A home equity loan and a home equity line of credit are two possible methods of credit card debt relief that have many similar features. For consumers who are considering their options to reduce or eliminate their credit card debt, it is important to understand both the similarities and differences between these two types of loan products. While both of these loan products use a consumer’s home as collateral, they can have very different financial consequences for a consumer.
A home equity loan is a loan that uses the equity that has accumulated in a piece of real estate owned by the borrower as collateral.
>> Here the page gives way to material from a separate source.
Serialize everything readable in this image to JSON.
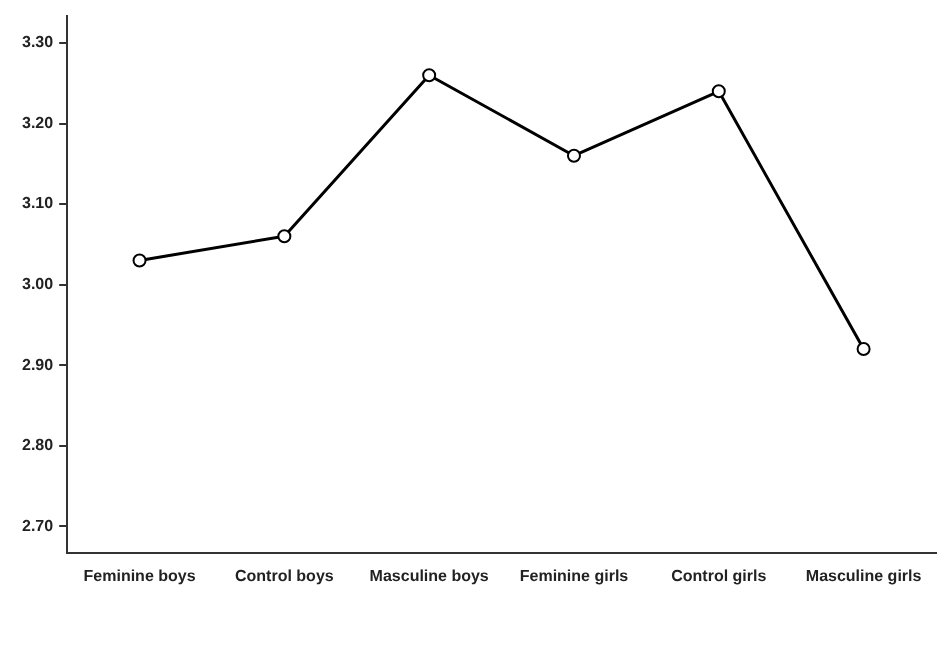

Usually, this piece of real estate is the primary residence of the borrower, but there are plenty of examples where borrowers have used second homes, investment properties, or even business real estate in order to take out one of these loans. Equity is defined by lenders to be the appraised value of a piece of real estate with the value of any mortgage taken out against it subtracted from this figure. Usually, the maximum amount that will be lent in a home equity loan is equivalent to this calculated amount.
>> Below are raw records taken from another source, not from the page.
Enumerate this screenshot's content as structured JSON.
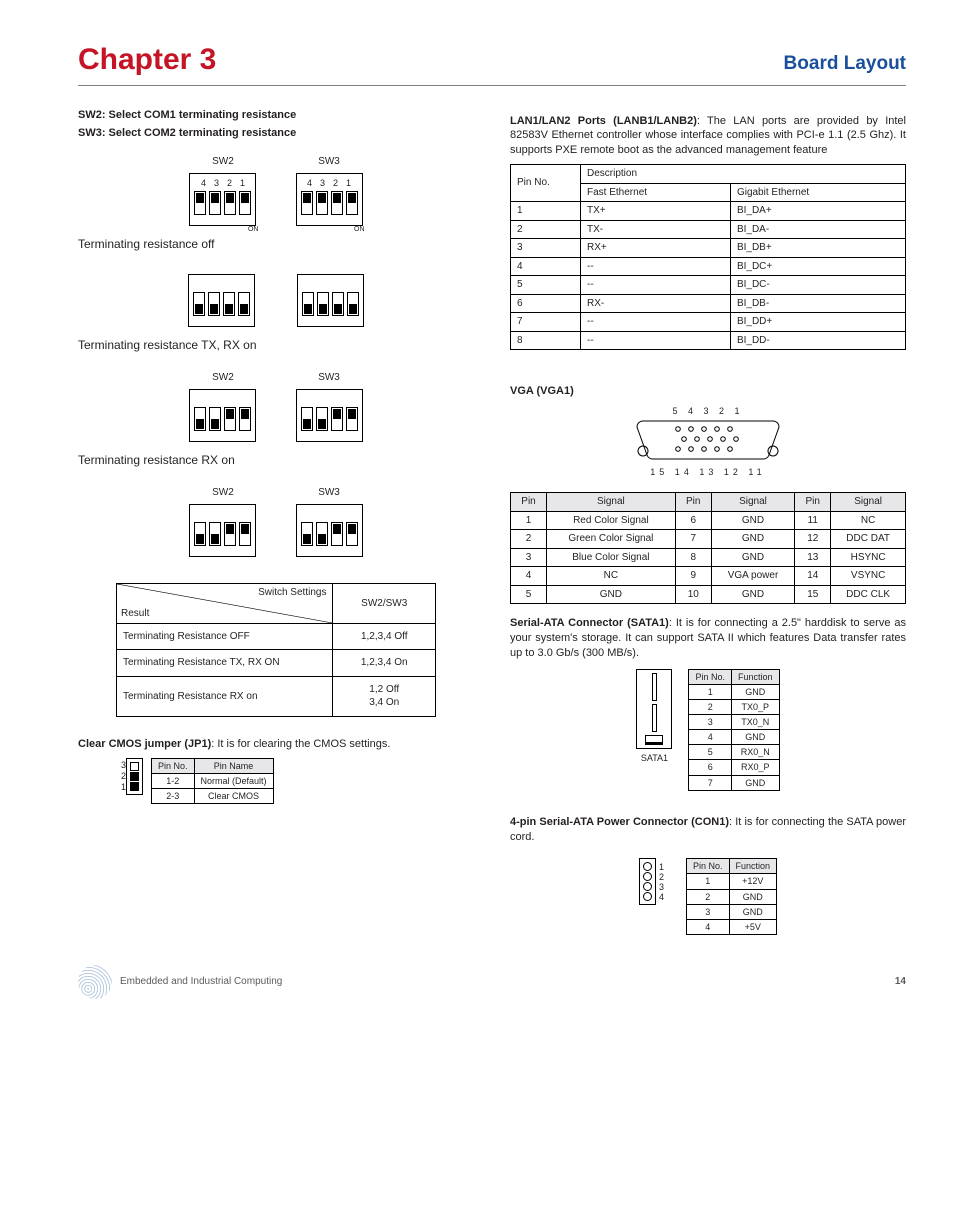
{
  "header": {
    "chapter": "Chapter 3",
    "section": "Board Layout"
  },
  "left": {
    "sw2_heading": "SW2:  Select COM1 terminating resistance",
    "sw3_heading": "SW3:  Select COM2 terminating resistance",
    "sw2_label": "SW2",
    "sw3_label": "SW3",
    "dip_numbers": [
      "4",
      "3",
      "2",
      "1"
    ],
    "on_label": "ON",
    "states": {
      "all_off": {
        "title": "Terminating resistance off",
        "positions": [
          "off",
          "off",
          "off",
          "off"
        ]
      },
      "all_on": {
        "title": "Terminating resistance  TX, RX on",
        "positions": [
          "on",
          "on",
          "on",
          "on"
        ]
      },
      "rx_on": {
        "title": "Terminating resistance RX on",
        "positions": [
          "on",
          "on",
          "off",
          "off"
        ]
      }
    },
    "switch_table": {
      "header_left_top": "Switch Settings",
      "header_left_bottom": "Result",
      "header_right": "SW2/SW3",
      "rows": [
        {
          "label": "Terminating Resistance OFF",
          "val": "1,2,3,4 Off"
        },
        {
          "label": "Terminating Resistance TX, RX ON",
          "val": "1,2,3,4 On"
        },
        {
          "label": "Terminating Resistance RX on",
          "val": "1,2 Off\n3,4 On"
        }
      ]
    },
    "clear_cmos": {
      "text": "Clear CMOS jumper (JP1): It is for clearing the CMOS settings.",
      "bold_until": "Clear CMOS jumper (JP1)",
      "plain": ": It is for clearing the CMOS settings.",
      "nums": [
        "3",
        "2",
        "1"
      ],
      "table": {
        "headers": [
          "Pin No.",
          "Pin Name"
        ],
        "rows": [
          [
            "1-2",
            "Normal (Default)"
          ],
          [
            "2-3",
            "Clear CMOS"
          ]
        ]
      }
    }
  },
  "right": {
    "lan": {
      "bold": "LAN1/LAN2 Ports (LANB1/LANB2)",
      "rest": ": The LAN ports are provided by Intel 82583V Ethernet controller whose interface complies with PCI-e 1.1 (2.5 Ghz). It supports PXE remote boot as the advanced management feature",
      "headers": [
        "Pin No.",
        "Description"
      ],
      "subheaders": [
        "Fast Ethernet",
        "Gigabit Ethernet"
      ],
      "rows": [
        [
          "1",
          "TX+",
          "BI_DA+"
        ],
        [
          "2",
          "TX-",
          "BI_DA-"
        ],
        [
          "3",
          "RX+",
          "BI_DB+"
        ],
        [
          "4",
          "--",
          "BI_DC+"
        ],
        [
          "5",
          "--",
          "BI_DC-"
        ],
        [
          "6",
          "RX-",
          "BI_DB-"
        ],
        [
          "7",
          "--",
          "BI_DD+"
        ],
        [
          "8",
          "--",
          "BI_DD-"
        ]
      ]
    },
    "vga": {
      "title": "VGA (VGA1)",
      "top_nums": "5 4 3 2 1",
      "bottom_nums": "15 14 13 12 11",
      "headers": [
        "Pin",
        "Signal",
        "Pin",
        "Signal",
        "Pin",
        "Signal"
      ],
      "rows": [
        [
          "1",
          "Red Color Signal",
          "6",
          "GND",
          "11",
          "NC"
        ],
        [
          "2",
          "Green Color Signal",
          "7",
          "GND",
          "12",
          "DDC DAT"
        ],
        [
          "3",
          "Blue Color Signal",
          "8",
          "GND",
          "13",
          "HSYNC"
        ],
        [
          "4",
          "NC",
          "9",
          "VGA power",
          "14",
          "VSYNC"
        ],
        [
          "5",
          "GND",
          "10",
          "GND",
          "15",
          "DDC CLK"
        ]
      ]
    },
    "sata": {
      "bold": "Serial-ATA Connector (SATA1)",
      "rest": ": It is for connecting a 2.5\" harddisk to serve as your system's storage.  It can support SATA II which features Data transfer rates up to 3.0 Gb/s (300 MB/s).",
      "label": "SATA1",
      "headers": [
        "Pin No.",
        "Function"
      ],
      "rows": [
        [
          "1",
          "GND"
        ],
        [
          "2",
          "TX0_P"
        ],
        [
          "3",
          "TX0_N"
        ],
        [
          "4",
          "GND"
        ],
        [
          "5",
          "RX0_N"
        ],
        [
          "6",
          "RX0_P"
        ],
        [
          "7",
          "GND"
        ]
      ]
    },
    "sata_pwr": {
      "bold": "4-pin Serial-ATA Power Connector (CON1)",
      "rest": ":  It is for connecting the SATA power cord.",
      "nums": [
        "1",
        "2",
        "3",
        "4"
      ],
      "headers": [
        "Pin No.",
        "Function"
      ],
      "rows": [
        [
          "1",
          "+12V"
        ],
        [
          "2",
          "GND"
        ],
        [
          "3",
          "GND"
        ],
        [
          "4",
          "+5V"
        ]
      ]
    }
  },
  "footer": {
    "text": "Embedded and Industrial Computing",
    "page": "14"
  },
  "colors": {
    "chapter_red": "#c41425",
    "section_blue": "#1b4f9c",
    "rule_gray": "#808083",
    "header_bg": "#e7e7e9"
  }
}
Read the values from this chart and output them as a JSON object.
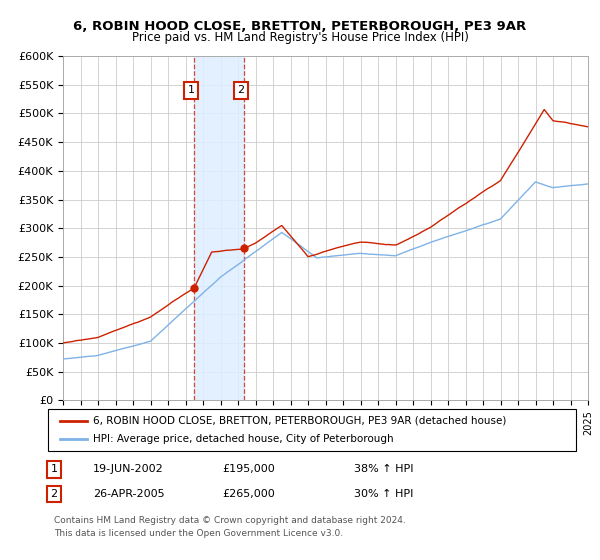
{
  "title": "6, ROBIN HOOD CLOSE, BRETTON, PETERBOROUGH, PE3 9AR",
  "subtitle": "Price paid vs. HM Land Registry's House Price Index (HPI)",
  "ylabel_ticks": [
    "£0",
    "£50K",
    "£100K",
    "£150K",
    "£200K",
    "£250K",
    "£300K",
    "£350K",
    "£400K",
    "£450K",
    "£500K",
    "£550K",
    "£600K"
  ],
  "ytick_values": [
    0,
    50000,
    100000,
    150000,
    200000,
    250000,
    300000,
    350000,
    400000,
    450000,
    500000,
    550000,
    600000
  ],
  "xlim_years": [
    1995,
    2025
  ],
  "ylim": [
    0,
    600000
  ],
  "sale1_date": "19-JUN-2002",
  "sale1_year": 2002.46,
  "sale1_price": 195000,
  "sale1_label": "1",
  "sale1_pct": "38% ↑ HPI",
  "sale2_date": "26-APR-2005",
  "sale2_year": 2005.32,
  "sale2_price": 265000,
  "sale2_label": "2",
  "sale2_pct": "30% ↑ HPI",
  "legend_line1": "6, ROBIN HOOD CLOSE, BRETTON, PETERBOROUGH, PE3 9AR (detached house)",
  "legend_line2": "HPI: Average price, detached house, City of Peterborough",
  "footnote1": "Contains HM Land Registry data © Crown copyright and database right 2024.",
  "footnote2": "This data is licensed under the Open Government Licence v3.0.",
  "hpi_color": "#7fb3e8",
  "price_color": "#cc2200",
  "shade_color": "#ddeeff",
  "box_color": "#cc2200",
  "background_color": "#ffffff",
  "grid_color": "#cccccc"
}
A home equity loan is typically taken out as an additional loan to the original mortgage. This leaves a borrower with two loans that both use his or her piece of real estate as collateral. To use a home equity loan to pay off credit cards, the loan is taken out for the amount equal to the total amount of credit card debt. This money is then used to pay off all of the credit cards. The borrower pays off all of his or her bills, and is left with a single monthly payment that usually has a lower interest rate than his or her old credit cards.
A home equity line of credit also starts with a bank computing the total amount of equity in a piece of real estate. Instead of making a one time loan of this amount, however, a bank will simply open a line of credit to the consumer with the credit limit set to this amount. The consumer can decide how much of the line of credit he or she wants to use, as well as how often he or she wants to use it.
Someone who wants to use a home equity line of credit to reduce their credit card debt can decide to take out enough money to pay off his or her highest rate cards, or decide to take out enough to pay off all of his or her cards. After these cards are paid off, many people choose to use their HELOC to pay for major expenses. These people will usually never touch their credit cards again, preferring instead to use the lower interest rate and (often) better payment terms of their HELOC.
Both home equity loans and home equity lines of credit can help consumers to pay off and control their credit card debt.